Correctumundo, emo, leet, ginormous, gooder-est, transmat-tational, spamtastic, Sparticulicious sperminate…the list of words he hoped never to say again was fairly substantial. He had two more he needed to add to that list: hopeless and impossible. Impossible had somehow become a permanent and overused part of his vocabulary lately. He was officially putting a moratorium on impossible. From now on he was morally obligated to do seven impossible things before breakfast every day, just to prove how possible they were.

Abandoning his re-foundified (oh hell—there went another one) regulator, the Doctor walked back to the rail where he'd found the jacket, reverently putting it back just as Rose had done on her last day in the TARDIS.

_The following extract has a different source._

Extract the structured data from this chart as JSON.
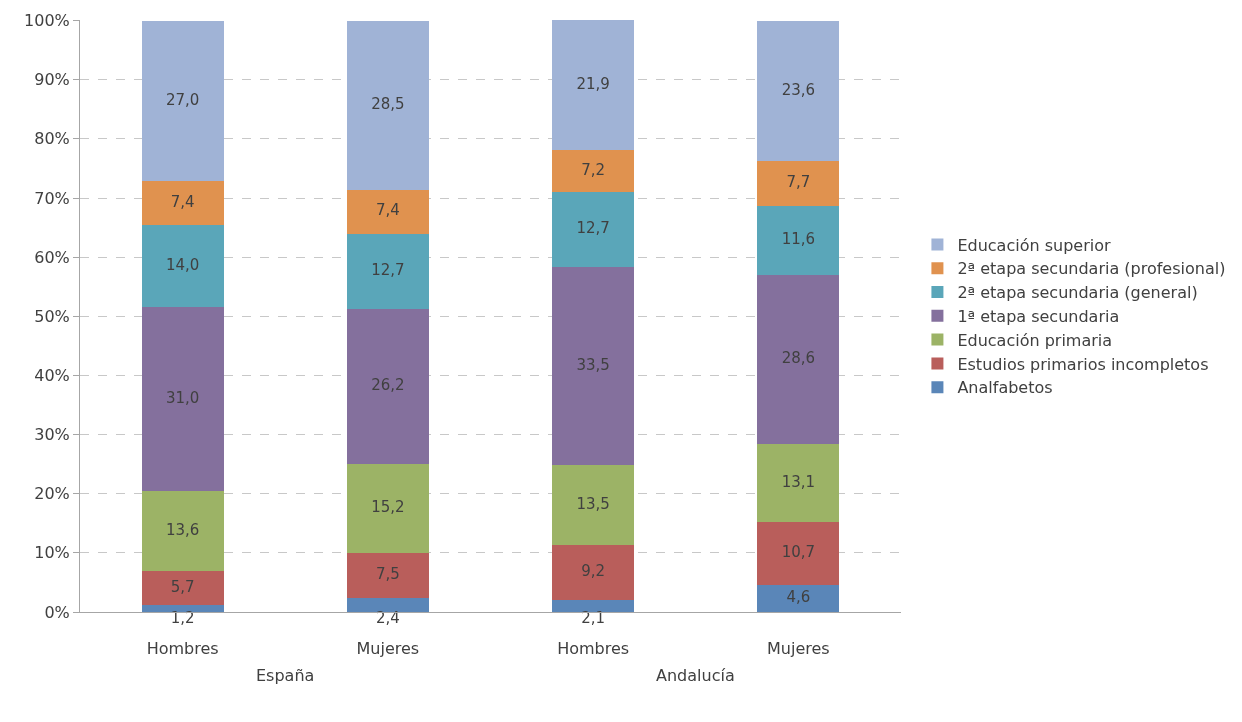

One of the sixty-four thousand reasons why he'd left Gallifrey was the lack of cheese. An entire planet without cheese was… well, a planet without cheese. Granted it smelt better than a bunch of things that smelled like cheese, but it wasn't a very yummy world to live in. Another rather large reason was the way the Time Lords used their power. They had command over time and space, and they… didn't actually use their powers to their fullest extent.

The Time Lords called it interference. He called it… ok, so it was interfering with the natural course of history. But why have abilities if you squander them? If you help no one but your own tedious record keeping, and only get involved when the universe is on the brink of annihilation.

But there was so much that just… wasn't right in the universe. What was the difference between one being destroying the life of another and a million beings destroying the lives of others? One was worth the Time Lord's attention, and the other was not. Why not just… change it?

If you don't like something—change it. If something isn't right, change it. It may not be perfect when you're done, but at least you changed it instead of… he didn't know. Complaining, whining, becoming a maudlin man without mercy or integrity. There were things in the universe that he didn't like and he attempted to change them all the time. Perhaps it was time to look at himself as one of those problems in various places that he was so fond of walking right into the thick of.

Running a hand along the sleeve of the material, devising his plan. The jacket stayed where it was, until he was that man—someone who believed in second chances and believed that impossible was just a word for things he hadn't set his mind to yet.